How Muse’s Powerful Machine Learning Tool Works

The Muse tool provides clinical teams with additional insights to identify a patient’s final days. Users of the technology all agree that it’s a valuable opportunity to intervene at a critical moment in a patient’s life. The insights given to clinicians allow for a wholistic approach to ensure that everyone from the patient to the family receives high quality healthcare services. It also empowers clinical teams to coordinate resources to patients that need immediate attention. Users of the tool agree that it transforms the care process. But how does the tool actually work?

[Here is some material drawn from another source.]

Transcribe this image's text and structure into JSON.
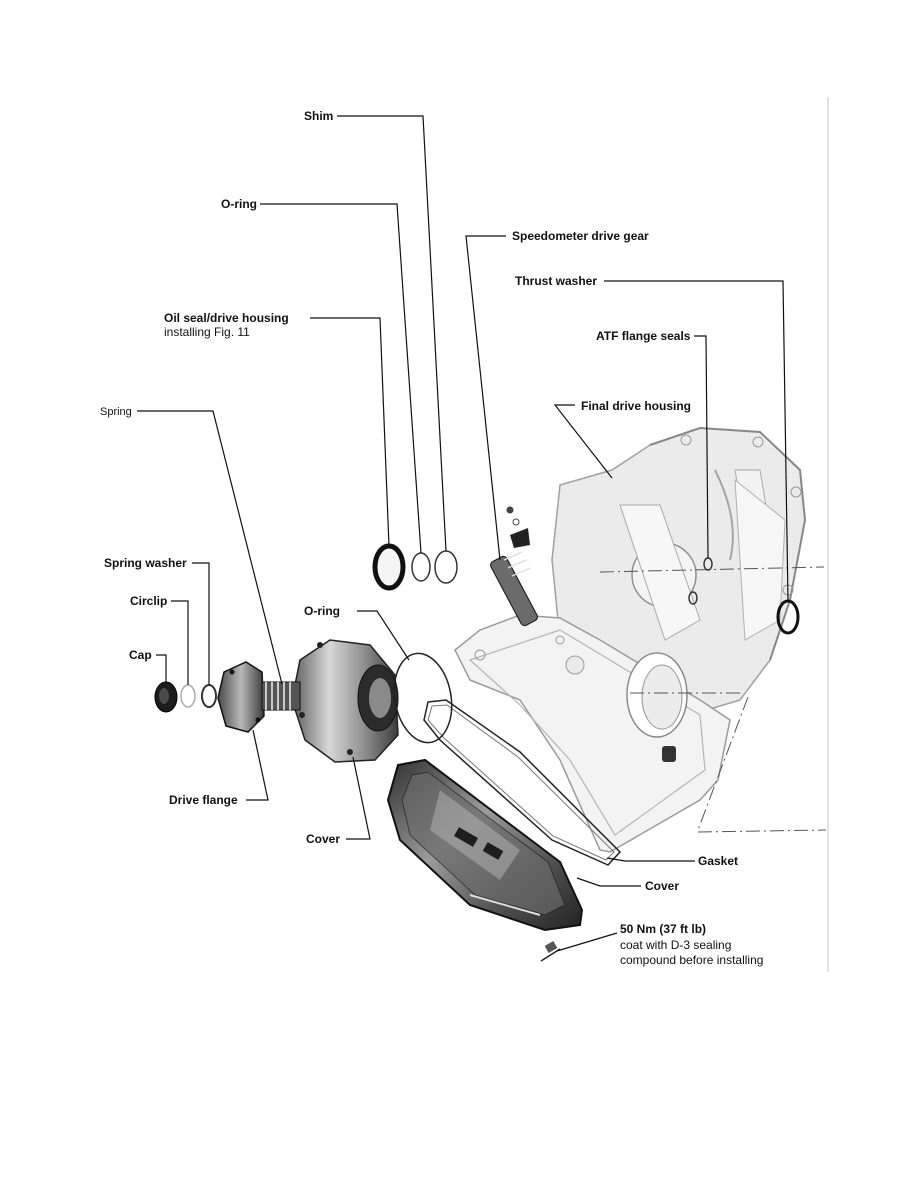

At Muse, we use a wide variety of data - from semi-structured to unstructured – to predict patient decline. Our algorithms are deep learning based neural networks that operate at the visit grain, but much of the substance lies with our data layer and pre-processing.

A robust data layer

Our approach to data ingestion follows an Extract Load Transform (ELT) style model. The data layer is built upon the Snowflake platform, because of its ability to handle extremely large amounts of data with ease. Snowflake and its python connectors are a dream as a data scientist. The technology allows you to load millions of rows directly into Pandas DataFrames in a matter of seconds. Snowflake’s capabilities in shaping aggregate data are also unparalleled. By handling complex queries in an incredibly efficient way, we’re able to explore modeling scenarios that would normally bog down entire teams.

Preprocessing pipeline

As mentioned, Muse uses a variety of data and operates at the visit grain. Unstructured documents come in the form of visit narratives, medication lists and assessment data, which are like head-to-toe questions on the patient’s state. We leverage unsupervised models like FastText and Doc2Vec to extract numerical features from the different sources. This unsupervised feature extraction is then shaped longitudinally and used in downstream classifiers.

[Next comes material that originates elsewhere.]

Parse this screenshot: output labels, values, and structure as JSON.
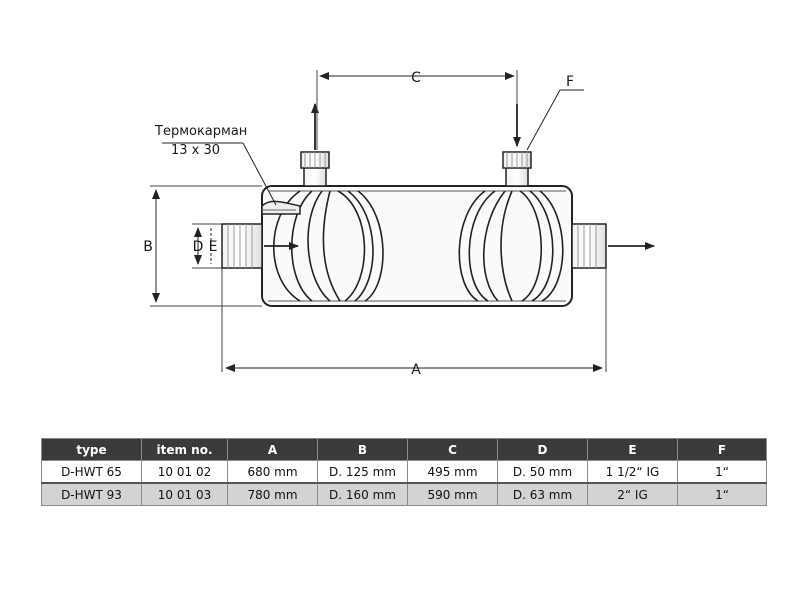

The primary reason we use unsupervised algorithms is because they do a phenomenal job at extracting the meaning of a document like a nurse’s visit narrative. They work by not only extracting certain key words but the overall context of the document. They are also fantastic at generalizing new data which is highly desirable in the hospice world where the data is non-standard.

Tying it all together

Once we have the embeddings for a particular category of data, we shape a data structure at the visit grain that includes a window of the previous visit history for a patient. This key step gives context to the network about where the patient started and their overall decline. The result is then fed into an ensemble model that integrates the different data sources over time.